The Night of 19 December 1941

The Japanese assault on Hong Kong began on 8 December 1941, the day after Pearl Harbor. By 19 December, the battle had reached Lyemun. At 7:45 PM, a detachment of Japanese soldiers, accompanied by local collaborators in a lorry, broke through the perimeter fence at the Sai Wan Antiaircraft Battery with bombs and killed the British sentries. About 29 British soldiers were locked inside an ammunition magazine. Around midnight, the Japanese ordered them out and bayoneted them. Two Chinese-British soldiers survived by hiding under the bodies of their fallen comrades. They lay still for four days before escaping. A counterattack by C Company of the Royal Rifles of Canada failed to retake the position — the Japanese held the high ground and were well dug in. The barracks fell that night and did not return to British hands during the occupation.

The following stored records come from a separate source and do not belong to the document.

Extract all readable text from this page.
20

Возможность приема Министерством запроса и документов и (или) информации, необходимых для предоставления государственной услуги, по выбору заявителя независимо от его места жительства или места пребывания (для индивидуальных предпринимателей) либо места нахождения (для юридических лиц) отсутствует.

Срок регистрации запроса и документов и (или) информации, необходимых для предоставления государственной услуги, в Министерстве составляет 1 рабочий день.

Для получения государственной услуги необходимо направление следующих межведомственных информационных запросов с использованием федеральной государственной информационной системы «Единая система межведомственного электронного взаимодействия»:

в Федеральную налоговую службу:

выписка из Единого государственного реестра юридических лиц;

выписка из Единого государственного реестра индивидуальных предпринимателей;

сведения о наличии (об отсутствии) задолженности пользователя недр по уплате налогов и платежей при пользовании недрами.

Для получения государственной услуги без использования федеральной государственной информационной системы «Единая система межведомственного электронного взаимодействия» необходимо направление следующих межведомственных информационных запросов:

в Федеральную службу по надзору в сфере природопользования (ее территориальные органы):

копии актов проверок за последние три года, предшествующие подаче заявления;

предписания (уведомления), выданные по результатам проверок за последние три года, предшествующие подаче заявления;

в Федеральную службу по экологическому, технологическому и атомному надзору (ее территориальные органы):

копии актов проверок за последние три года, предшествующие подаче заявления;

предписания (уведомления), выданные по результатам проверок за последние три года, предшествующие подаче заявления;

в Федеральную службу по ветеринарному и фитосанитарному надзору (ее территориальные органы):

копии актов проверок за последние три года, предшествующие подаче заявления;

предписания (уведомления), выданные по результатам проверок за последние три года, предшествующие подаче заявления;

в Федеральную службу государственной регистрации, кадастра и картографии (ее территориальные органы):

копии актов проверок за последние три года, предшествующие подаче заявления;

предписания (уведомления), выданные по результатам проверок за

From Garrison to Holiday Camp

After the war, the barracks housed the Depot and Record Office of the Hong Kong Military Service Corps from 1948 to 1986. When the British military's presence in Hong Kong contracted, the buildings were handed over to the government in 1987. The southern portion of the complex was converted into the Lei Yue Mun Park and Holiday Village — the only government-run holiday camp in Hong Kong's urban districts. It accommodates up to 282 people in four family hostels and two group hostels, with balconies, bedrooms, and bathrooms. The buildings, constructed in European colonial style with white walls and light blue window frames, were adapted for their new purposes: the old Soldiers' Quarters became the main indoor recreational centre, the Officers' Mess became a group hostel, and the Sergeants' Mess became an arts and crafts centre.

The Poets on the Walls

The married quarters built for soldiers and their families were given literary names that have stayed with the buildings. Block 30, built in 1936, is the Masefield Block, named after the English poet and writer John Masefield. Block 31, built in 1907, bears the name of William Shakespeare. Block 32, completed in 1909, is Tennyson. Block 33 is Milton. Block 34, also from 1936, is Wordsworth. Those names — inscribed on the exterior walls — are perhaps the most quietly poignant detail of the whole complex: English Romantic poetry etched into a military barracks on the edge of Victoria Harbour, surviving two world wars and a colonial handover to end up on the walls of a government holiday camp. The whole compound was graded as a Grade I historic structure in December 2009.

A Place Tested by Crisis

The holiday village has found itself pressed into service during Hong Kong's public health emergencies. During the 2003 SARS outbreak, when the Amoy Gardens housing estate became a major cluster and over 200 residents were infected, the government ordered the unaffected residents of Block E into isolation at Lei Yue Mun Park and the Lady MacLehose Holiday Village in Sai Kung. Residents returned home after Hong Kong was removed from the WHO's list of affected areas in late June 2003. In January 2020, the site again served as a quarantine location when the first COVID-19 cases emerged in the territory. The barracks that once guarded the harbour entrance had become, in the twenty-first century, a place of refuge for a different kind of threat entirely.

From the Air

Lei Yue Mun Park and Holiday Village sits at approximately 22.2776°N, 114.2326°E on the northeastern tip of Hong Kong Island. From the air at 2,000–3,000 feet, the Lei Yue Mun strait — the narrow eastern entrance to Victoria Harbour — is clearly visible below, with Kowloon to the north and Shau Kei Wan to the south. The headland above the holiday village houses the Hong Kong Museum of Coastal Defence. Hong Kong International Airport (VHHH) is approximately 28km to the west. The Island Eastern Corridor highway is visible skirting the coastline below the complex.